NFL fans know it's nearly impossible to get through a football game without reference to God. Whether Tebowing on the sidelines, giving a shoutout on ESPN, or pointing to heaven after a touchdown, plenty of players recognize that God's a part of the game.
Christians need to stop acting like that's a bad thing, according to apologist and theologian William Lane Craig. He's the one they should be praying to and thanking, says Craig, a professor at Biola University's Talbot School of Theology and author of Reasonable Faith.
CT's Kate Shellnutt spoke with Craig about prayer, providence, and pigskin ahead of Sunday's big game. (Craig, for the record, will be pulling for Peyton Manning and the Denver Broncos.)
Recent polls have found at least a quarter of Americans pray for sports teams, and that number is even higher among evangelicals. As a theologian, what do these stats tell you?
I think it shows how deeply committed they are to their teams that they would feel compelled to pray about it! In fact, it's almost irresistible for someone who is on a team to pray that God would help him to do a good job and to win and to prevail. I don't think that there's anything the matter with that type of prayer, so long as one adds the caveat, nevertheless "not my will, but thy will be done."
What's the value in praying for God's will to be done for the outcome of a game if God's will will be done whether we pray or not?
Now that's a question about prayer in general. What good does it do to pray about anything if the outcome is not affected? I would say when God chooses which world to actualize, he takes into account the prayers that would be offered in that world. We shouldn't think prayer is about changing the mind of God. He's omniscient; he already knows the future, but prayer makes a difference in that it can affect what world God has chosen to create.
Peyton Manning is a Christian, but he says he doesn't pray to win games. He said, "I pray to keep both teams injury free, and personally, that I use whatever talent I have to the best of my ability." Is it wrong or should we feel bad for praying for a win?

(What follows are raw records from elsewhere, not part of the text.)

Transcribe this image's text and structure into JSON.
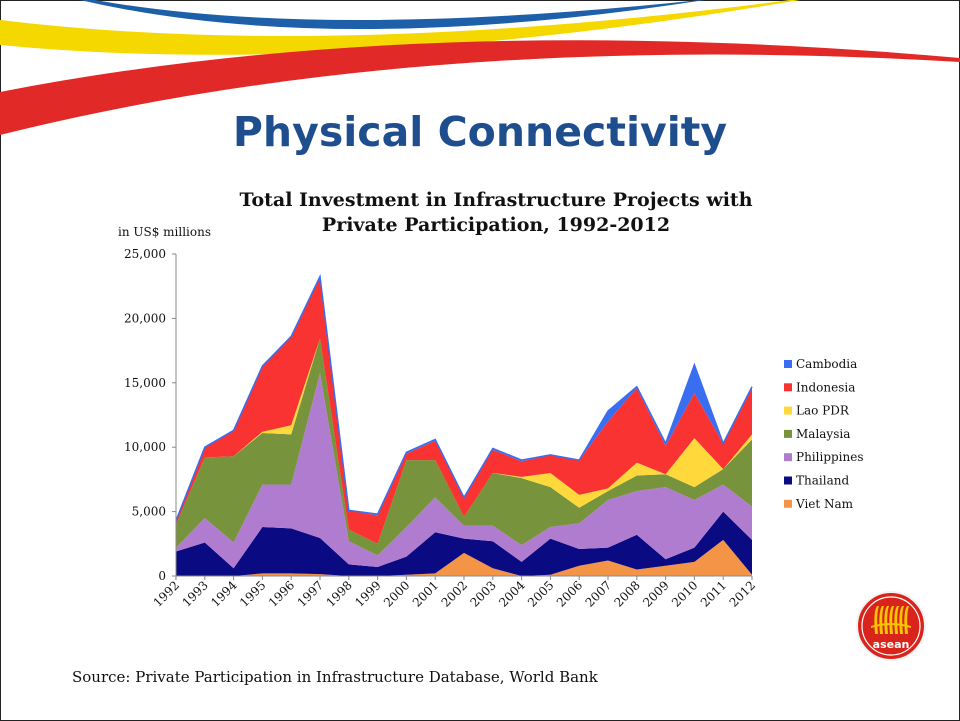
{
  "slide": {
    "title": "Physical Connectivity",
    "source": "Source: Private Participation in Infrastructure Database, World Bank",
    "logo_text": "asean"
  },
  "colors": {
    "title": "#1f4e8f",
    "swoosh_blue": "#1d5fa8",
    "swoosh_yellow": "#f5d800",
    "swoosh_red": "#e12a27",
    "logo_red": "#d9241b",
    "logo_yellow": "#f7c600"
  },
  "chart_data": {
    "type": "area",
    "stacked": true,
    "title_lines": [
      "Total Investment in Infrastructure Projects with",
      "Private Participation, 1992-2012"
    ],
    "unit_label": "in US$ millions",
    "ylim": [
      0,
      25000
    ],
    "y_ticks": [
      "0",
      "5,000",
      "10,000",
      "15,000",
      "20,000",
      "25,000"
    ],
    "legend_position": "right",
    "categories": [
      "1992",
      "1993",
      "1994",
      "1995",
      "1996",
      "1997",
      "1998",
      "1999",
      "2000",
      "2001",
      "2002",
      "2003",
      "2004",
      "2005",
      "2006",
      "2007",
      "2008",
      "2009",
      "2010",
      "2011",
      "2012"
    ],
    "series": [
      {
        "name": "Viet Nam",
        "color": "#f39447",
        "values": [
          0,
          0,
          0,
          200,
          200,
          150,
          0,
          0,
          100,
          200,
          1800,
          600,
          0,
          100,
          800,
          1200,
          500,
          800,
          1100,
          2800,
          100
        ]
      },
      {
        "name": "Thailand",
        "color": "#0a0a82",
        "values": [
          1900,
          2600,
          600,
          3600,
          3500,
          2800,
          900,
          700,
          1400,
          3200,
          1100,
          2100,
          1100,
          2800,
          1300,
          1000,
          2700,
          500,
          1100,
          2200,
          2700
        ]
      },
      {
        "name": "Philippines",
        "color": "#b07ccf",
        "values": [
          300,
          1900,
          2000,
          3300,
          3400,
          12800,
          1800,
          900,
          2300,
          2700,
          1000,
          1200,
          1300,
          900,
          2000,
          3700,
          3400,
          5600,
          3700,
          2100,
          2600
        ]
      },
      {
        "name": "Malaysia",
        "color": "#77933c",
        "values": [
          1800,
          4700,
          6700,
          4000,
          3900,
          2700,
          900,
          900,
          5200,
          2900,
          700,
          4100,
          5200,
          3100,
          1200,
          700,
          1200,
          1000,
          1000,
          1200,
          5200
        ]
      },
      {
        "name": "Lao PDR",
        "color": "#ffd93b",
        "values": [
          0,
          0,
          0,
          100,
          700,
          0,
          0,
          0,
          0,
          0,
          0,
          0,
          100,
          1100,
          1000,
          200,
          1000,
          0,
          3800,
          0,
          400
        ]
      },
      {
        "name": "Indonesia",
        "color": "#f93232",
        "values": [
          300,
          800,
          2000,
          5100,
          6900,
          4800,
          1500,
          2200,
          500,
          1500,
          1500,
          1800,
          1200,
          1400,
          2700,
          5200,
          5800,
          2200,
          3500,
          2000,
          3700
        ]
      },
      {
        "name": "Cambodia",
        "color": "#3a6ef0",
        "values": [
          0,
          0,
          0,
          0,
          0,
          0,
          0,
          100,
          100,
          100,
          0,
          100,
          100,
          0,
          0,
          800,
          100,
          200,
          2200,
          0,
          0
        ]
      }
    ]
  }
}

No, I think it's fine for Christian athletes to pray about those things so long as they understand, as I say, that the person on the other team is also praying, and that some of these prayers will go unanswered in the providence of God. Ultimately, one is submitting oneself to God's providence, but I see nothing the matter with praying for the outcome of these things. They're not a matter of indifference to God. God cares about these little things, so it's appropriate.
I do want to say that there are far more appropriate things that the Christian athlete ought to be praying for. He should be praying for his own character and development, to be a person of integrity, fair play, good sportsmanship, self-discipline, civility toward the opponent, and so forth. Those are the really important moral qualities that I think God wants to develop in a Christian athlete.
We're also used to seeing football players point to the heavens in the end zone after they score or thank God on TV after a win. Why do you think some Christians are embarrassed by that? Why does that make us uncomfortable?
It might be because it exemplifies a kind of triumphalism, a sort of in-your-face, God-is-on-my-side attitude. It's entirely appropriate for the player to thank God that he's been able to do well, score a touchdown, catch a pass or something, but flaunting it in front of others isn't so good an idea.